在之前的文章“Logstash: 应用实践 - 装载CSV文档到Elasticsearch”中,我们已经讲述了如果把一个CSV格式的文件的数据传入到Elasticsearch之中,今天我们来讲述一下如何把一个Apache log的内容传入到Elasticsearch之中。
在进行这个练习之前,大家已经按照我之前的文章“如何安装Elastic栈中的Logstash”把Logstash安装好了。并且已经安装好自己的Elasticsearch及Kibana,并成功运行它们。在Elasticsearch的应用中,我们通常会把Logstash和Beats结合起来一起使用:
在今天的应用中,我们将使用Filebeats来读取我们的log,并把数据传入到Logstash之中。通过Logstash的Filter的处理,并最终送人到Elasticsearch中进行数据分析。
你可以到地址https://github.com/elastic/examples/blob/master/Common%20Data%20Formats/apache_logs/apache_logs进行下载。然后存于自己的一个本地目录当中。针对我的情况,我存于我自己的home目录下的一个data目录。
localhost:data liuxg$ pwd
/Users/liuxg/data
localhost:data liuxg$ ls apache_logs.txt
apache_logs.txt
我们在我们本地的目录使用如下的方法:
wget https://raw.githubusercontent.com/elastic/examples/master/Common%20Data%20Formats/apache_logs/apache_logs
curl -L -O https://raw.githubusercontent.com/elastic/examples/master/Common%20Data%20Formats/apache_logs/apache_logs
针对我的情况,我把这个apache_logs文件存于本地的home目录下的data文件夹中。
Log的每条记录有如下的格式:
83.149.9.216 - - [17/May/2015:10:05:03 +0000] "GET /presentations/logstash-monitorama-2013/images/kibana-search.png HTTP/1.1" 200 203023 "http://semicomplete.com/presentations/logstash-monitorama-2013/" "Mozilla/5.0 (Macintosh; Intel Mac OS X 10_9_1) AppleWebKit/537.36 (KHTML, like Gecko) Chrome/32.0.1700.77 Safari/537.36"
83.149.9.216 - - [17/May/2015:10:05:43 +0000] "GET /presentations/logstash-monitorama-2013/images/kibana-dashboard3.png HTTP/1.1" 200 171717 "http://semicomplete.com/presentations/logstash-monitorama-2013/" "Mozilla/5.0 (Macintosh; Intel Mac OS X 10_9_1) AppleWebKit/537.36 (KHTML, like Gecko) Chrome/32.0.1700.77 Safari/537.36"

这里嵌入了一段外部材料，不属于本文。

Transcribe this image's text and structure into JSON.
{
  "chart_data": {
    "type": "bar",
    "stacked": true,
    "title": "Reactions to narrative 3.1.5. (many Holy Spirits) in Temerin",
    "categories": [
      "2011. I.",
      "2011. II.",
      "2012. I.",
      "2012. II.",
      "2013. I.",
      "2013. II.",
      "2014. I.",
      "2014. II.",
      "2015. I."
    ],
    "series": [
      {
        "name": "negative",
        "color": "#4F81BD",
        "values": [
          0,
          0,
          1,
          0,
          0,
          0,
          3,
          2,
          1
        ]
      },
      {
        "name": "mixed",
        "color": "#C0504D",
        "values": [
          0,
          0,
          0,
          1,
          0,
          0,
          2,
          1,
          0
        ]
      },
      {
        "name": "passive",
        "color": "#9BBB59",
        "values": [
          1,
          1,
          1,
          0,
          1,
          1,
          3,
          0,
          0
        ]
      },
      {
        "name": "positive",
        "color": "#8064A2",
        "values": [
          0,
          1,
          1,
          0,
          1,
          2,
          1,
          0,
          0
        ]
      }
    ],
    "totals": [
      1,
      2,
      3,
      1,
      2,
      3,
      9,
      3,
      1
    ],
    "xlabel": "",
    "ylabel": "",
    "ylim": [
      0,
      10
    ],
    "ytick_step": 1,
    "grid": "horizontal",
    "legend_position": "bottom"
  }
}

为了能够使得我们的应用正确运行,我们也必须下载一个叫做apache_template.json的tempate文件,并把这个文件置于和log文件同一个目录中。这个文件在如下的Logstash的配置中将会被用到。我们可以从如下的地址进行下载:
https://github.com/elastic/examples/blob/master/Common%20Data%20Formats/apache_logs/logstash/apache_template.json
在我们的应用中,我们需要使用Filebeat来把我们的log信息进行读取,并传入到Elastcsearch之中。
deb:
curl -L -O https://artifacts.elastic.co/downloads/beats/filebeat/filebeat-7.3.1-amd64.deb
sudo dpkg -i filebeat-7.3.1-amd64.deb
rpm:
curl -L -O https://artifacts.elastic.co/downloads/beats/filebeat/filebeat-7.3.1-x86_64.rpm
sudo rpm -vi filebeat-7.3.1-x86_64.rpm
mac:
curl -L -O https://artifacts.elastic.co/downloads/beats/filebeat/filebeat-7.3.1-darwin-x86_64.tar.gz
tar xzvf filebeat-7.3.1-darwin-x86_64.tar.gz
brew:
brew tap elastic/tap
brew install elastic/tap/filebeat-full
linux:
curl -L -O https://artifacts.elastic.co/downloads/beats/filebeat/filebeat-7.3.1-linux-x86_64.tar.gz
tar xzvf filebeat-7.3.1-linux-x86_64.tar.gz
这样我们的Filebeat就安装好了。请注意:由于ELK迭代比较快,我们可以把上面的版本7.3.1替换成我们需要的版本即可。我们先不要运行Filebeat。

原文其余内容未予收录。